Wellsville Entrepreneur Opens Elite Mobile Hair Salon

WELLSVILLE, Ohio — While the COVID pandemic caused many employees to work from home, it prompted local hair stylist Crystal Williams to take her job on the road.

After graduating from the Raphael School of Beauty Culture Inc. in Boardman, Williams had worked the past 10 years at salons in East Liverpool and Weirton when the pandemic hit.

“I was working in Weirton and everything stopped. I was out of a job, trying to figure out what to do because I knew work would be limited,” Williams said.

She decided to let regular customers know she was available to come into their homes to perform their hair care needs, and she discovered they were comfortable having her there. “People were scared to go back (to salons) and about wearing masks, and it just blossomed from there,” Williams said.

Crystal Williams works on Ashley Wain’s hair in her Elite Studio Mobile Hair Salon.

She got the idea to expand her in-home service to an actual mobile service complete with a beauty station on wheels. After a Google search for “mobile salon,” she learned they were popular in larger cities, as well as in California and the South, she said.

“I decided I needed to get a mobile home, and to make sure I could drive it,” she laughed. “The more I talked to people about a mobile home, the more they said, ‘Oh my gosh, you’ve got to do this.'”

That’s when the idea for Elite Studio Mobile Hair Salon was born.

One of those who favored the idea and tried to help obtain funding to make it happen was Penny Traina, executive director of the Columbiana County Port Authority. Williams said Traina went out of her way trying to locate grant funding or loans that could be used to help purchase the RV and equipment, saying,

“She looked and looked and looked; she was trying her hardest, even trying to find money for a woman-owned business,” Williams said.

However, she didn’t qualify for any of the funding sources. So she went it alone, buying her unit and equipment and then tackling what turned out to be the hardest step: obtaining insurance.

“Finding insurance was hard, because of bringing customers in and out. No one in Ohio was willing to help me,” she said. “I made phone calls and phone calls. It was getting frustrating and I was thinking this wasn’t going to happen.”

After locating a willing insurance company, Williams’ next step was actually finding an affordable recreational vehicle and remodeling it to suit her business needs.

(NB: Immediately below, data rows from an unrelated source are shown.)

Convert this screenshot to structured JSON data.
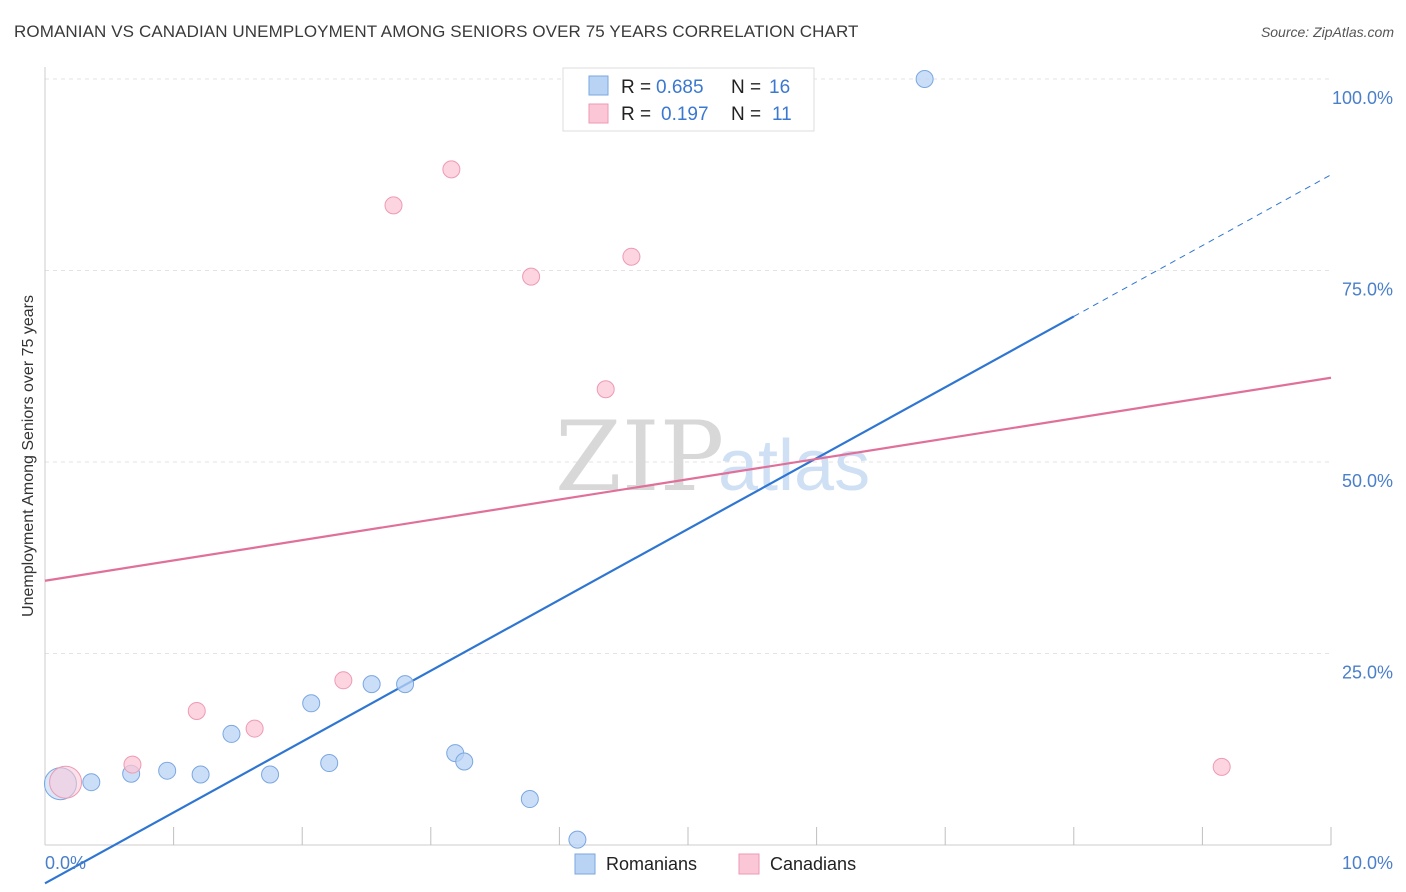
{
  "header": {
    "title": "ROMANIAN VS CANADIAN UNEMPLOYMENT AMONG SENIORS OVER 75 YEARS CORRELATION CHART",
    "source": "Source: ZipAtlas.com"
  },
  "watermark": {
    "zip": "ZIP",
    "atlas": "atlas"
  },
  "colors": {
    "romanians_fill": "#b9d3f5",
    "romanians_stroke": "#7aa7e0",
    "romanians_line": "#2f76d2",
    "canadians_fill": "#fbc7d6",
    "canadians_stroke": "#ee9ab4",
    "canadians_line": "#e0709a",
    "grid": "#e3e3e3",
    "tick_label": "#4a7fc9"
  },
  "legend": {
    "rows": [
      {
        "r_label": "R =",
        "r_value": "0.685",
        "n_label": "N =",
        "n_value": "16"
      },
      {
        "r_label": "R =",
        "r_value": "0.197",
        "n_label": "N =",
        "n_value": "11"
      }
    ]
  },
  "chart_data": {
    "type": "scatter",
    "title": "ROMANIAN VS CANADIAN UNEMPLOYMENT AMONG SENIORS OVER 75 YEARS CORRELATION CHART",
    "xlabel": "",
    "ylabel": "Unemployment Among Seniors over 75 years",
    "xlim": [
      0,
      10
    ],
    "ylim": [
      0,
      100
    ],
    "x_tick_labels": [
      "0.0%",
      "10.0%"
    ],
    "y_ticks": [
      25,
      50,
      75,
      100
    ],
    "y_tick_labels": [
      "25.0%",
      "50.0%",
      "75.0%",
      "100.0%"
    ],
    "grid": true,
    "legend_position": "bottom",
    "series": [
      {
        "name": "Romanians",
        "points": [
          {
            "x": 0.12,
            "y": 8.0,
            "big": true
          },
          {
            "x": 0.36,
            "y": 8.2
          },
          {
            "x": 0.67,
            "y": 9.3
          },
          {
            "x": 0.95,
            "y": 9.7
          },
          {
            "x": 1.21,
            "y": 9.2
          },
          {
            "x": 1.45,
            "y": 14.5
          },
          {
            "x": 1.75,
            "y": 9.2
          },
          {
            "x": 2.07,
            "y": 18.5
          },
          {
            "x": 2.21,
            "y": 10.7
          },
          {
            "x": 2.54,
            "y": 21.0
          },
          {
            "x": 2.8,
            "y": 21.0
          },
          {
            "x": 3.19,
            "y": 12.0
          },
          {
            "x": 3.26,
            "y": 10.9
          },
          {
            "x": 3.77,
            "y": 6.0
          },
          {
            "x": 4.14,
            "y": 0.7
          },
          {
            "x": 6.84,
            "y": 100.0
          }
        ],
        "trend": {
          "x0": 0.0,
          "y0": -5.0,
          "x1": 8.0,
          "y1": 69.0,
          "dash_to_x": 10.0,
          "dash_to_y": 87.5
        }
      },
      {
        "name": "Canadians",
        "points": [
          {
            "x": 0.16,
            "y": 8.2,
            "big": true
          },
          {
            "x": 0.68,
            "y": 10.5
          },
          {
            "x": 1.18,
            "y": 17.5
          },
          {
            "x": 1.63,
            "y": 15.2
          },
          {
            "x": 2.32,
            "y": 21.5
          },
          {
            "x": 2.71,
            "y": 83.5
          },
          {
            "x": 3.16,
            "y": 88.2
          },
          {
            "x": 3.78,
            "y": 74.2
          },
          {
            "x": 4.36,
            "y": 59.5
          },
          {
            "x": 4.56,
            "y": 76.8
          },
          {
            "x": 9.15,
            "y": 10.2
          }
        ],
        "trend": {
          "x0": 0.0,
          "y0": 34.5,
          "x1": 10.0,
          "y1": 61.0
        }
      }
    ]
  },
  "bottom_legend": {
    "items": [
      "Romanians",
      "Canadians"
    ]
  }
}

For this, she credits her brother, Bryan Baublitz and his wife, Jackie, who did the demolition and construction on the 26-foot-long 2013 Ford Fleetwood Tioga Montara, transforming it from a motorhome into a beauty salon. Complete with a stylist’s chair and requisite mirror, the salon is also equipped with its own sink and shampoo chair, restroom, hot water supply and generator for electric, although customers can allow hookup to their home electrical service.

It is decorated in the popular farmhouse style with white shiplap, barn doors and some southwestern touches in the throw pillows and rugs.

The remodeled motor home includes shampoo chair and other equipment.

In addition to her brother and sister-in-law, Williams credited her husband Ryan for the support he has given her throughout the journey to bring this project to fruition.

Now, about two years later, Elite Studio Mobile Hair Salon is on the road, offering the same services customers receive in customary salons, everything from hair cuts and color to waxing. And business has been “going crazy,” Williams said.

Along with the regular customers she has had for quite some time, Williams said many new ones are showing interest, noting she gained seven new clients in the past two weeks alone.

Her slogan, “Don’t feel like heading to the salon? Let the salon come to you,” seems to be the reason, she said.

“Two years later, people still don’t feel like going to the salon, especially with gas prices the way they are,” she said. “People say, ‘I’ve never heard of that. That’s pretty cool.’ It’s really piqued their interest because there’s never been anything like this around here.”

As soon as she posted a photo and information about the service on social media, it was “blowing up” with interested comments, she said.

She laughed about a customer who was on the phone with her brother while in the mobile salon and, a short time later, they heard a knock on the door, opening it to find the man asking if he could come in and see it.

Some might expect the prices at a come-to-you salon to be exorbitant, but Williams said, “I’ve tried to keep my prices reasonable, maybe actually on the lower side. I’ve always tried to be fair in my prices.”

Although adding a second chair and stylist is not feasible when traveling from house to house, Williams said the uptick in interest has her wondering if a franchise could work, adding other motor homes and stylists to her business.

“Providing they can drive a motor home,” she said. “I had never owned one and now I can back it into somebody’s driveway.”

Elite Studio Mobile Hair Salon has no set hours at this time. Williams books appointments Monday through Friday with some on Saturday.

She can be contacted on her Facebook page of the same name or at 330 708 3357, although that number is slated to change in the next two weeks to a new number which will be listed on the Facebook page.

Pictured at top: A 26-foot-long 2013 Ford motorhome serves as the Elite Studio Mobile Hair Salon owned by stylist Crystal Williams.